Concretely, they say that the structures are eight cylinders surrounded by something resembling spiral staircases. These structures “descend to a depth of 648 meters, merging into two large cubic structures measuring approximately 80 meters per side.”
Big if true, so I’ve had a look. Unfortunately there is no technical paper yet, but going by the press release and the earlier papers of the authors I have a pretty good idea what this is about.
Two of these researchers already published a paper in 2022 in which they introduced a new method to analyse structures in the pyramids. They call it Synthetic Aperture Radar Doppler Tomography which is quite a mouthful. But don’t despair, it’s not as difficult as it seems.
First of all Synthetic Aperture Radar is a widely used technique to track ground movements. Typically, it’s done by satellite, though it could also be done by drone or aircraft. You ping a radar across some terrain and track what comes back. You do this again at some other time, calculate an interference pattern between the two results, and that tells you how much the ground has moved.
The radar typically uses wavelengths in the range of 10 Gigahertz or so, so that’s millimetre waves. These are quite easily blocked by big layers of rock, which is why you have no cell phone signal in the subway. So how do they want to see inside the pyramids, and even under them?
Here is where things become interesting. They say that they can use the radar images to track vibrations of the surfaces of the pyramids and of the ground.
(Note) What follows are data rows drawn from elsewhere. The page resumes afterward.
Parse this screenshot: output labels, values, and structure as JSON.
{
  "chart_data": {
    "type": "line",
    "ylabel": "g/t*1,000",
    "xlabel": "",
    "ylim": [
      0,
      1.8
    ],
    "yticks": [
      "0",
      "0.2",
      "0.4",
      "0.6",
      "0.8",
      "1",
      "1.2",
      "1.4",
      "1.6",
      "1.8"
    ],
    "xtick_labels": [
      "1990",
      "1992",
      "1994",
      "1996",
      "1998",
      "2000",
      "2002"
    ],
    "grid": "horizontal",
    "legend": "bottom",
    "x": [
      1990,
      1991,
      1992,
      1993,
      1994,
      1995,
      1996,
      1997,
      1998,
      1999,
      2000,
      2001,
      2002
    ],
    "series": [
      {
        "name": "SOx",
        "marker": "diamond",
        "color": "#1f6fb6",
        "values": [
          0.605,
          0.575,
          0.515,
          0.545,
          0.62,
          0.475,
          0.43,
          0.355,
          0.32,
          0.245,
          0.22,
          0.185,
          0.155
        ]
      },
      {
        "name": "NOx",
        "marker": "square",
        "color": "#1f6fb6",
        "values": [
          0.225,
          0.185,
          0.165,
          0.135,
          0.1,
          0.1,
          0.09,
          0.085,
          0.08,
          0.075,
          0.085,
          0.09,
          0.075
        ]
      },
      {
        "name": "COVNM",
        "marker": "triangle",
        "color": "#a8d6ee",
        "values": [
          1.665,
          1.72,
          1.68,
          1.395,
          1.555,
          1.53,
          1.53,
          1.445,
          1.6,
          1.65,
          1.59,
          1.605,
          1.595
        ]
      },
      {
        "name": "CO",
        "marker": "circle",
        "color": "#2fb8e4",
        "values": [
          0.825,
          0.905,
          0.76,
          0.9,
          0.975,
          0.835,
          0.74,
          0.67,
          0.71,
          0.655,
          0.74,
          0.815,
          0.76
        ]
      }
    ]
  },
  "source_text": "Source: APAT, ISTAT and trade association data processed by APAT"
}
And that these surface vibrations encode what structures there are inside.
Tomography means that you can look inside. The reason they call it a “Doppler” tomography is that the vibrations call a Doppler shift in the frequencies, so that is how they extract them.
Technically, this is correct. You can, in principle, reconstruct the inside of an object from its surface vibrations. Indeed this is used a lot by geophysicists to map out, for example, magma chambers underneath volcanoes.
So, you see both the radar method and the tomography are quite standard methods. It’s the combination that is new.
In their earlier paper from 2022 that was published in a peer reviewed journal, they said they’d used that to find structures inside the pyramids. The problem with this paper is that there is no discernible relation between the tomography images and the structures that they supposedly identified.
I mean, look at this image. On the right are their measurements, on the left you see overlaid the chamber we know is there. Alas their signal is elsewhere. They seem to have randomly identified some structures in their tomography images and ignored others.
Of course I am not the first to notice this. The 2022 paper was widely criticised and mostly ignored for this reason: They had no explanation for how they identified structures from their images.
So what’s new in 2025 is that, they say they let AI do the job. So they didn’t identify the structures. A computer did it. How do I know this? For one thing, they said this in the press conference, but also, one of the authors wrote a paper about this 2 years ago.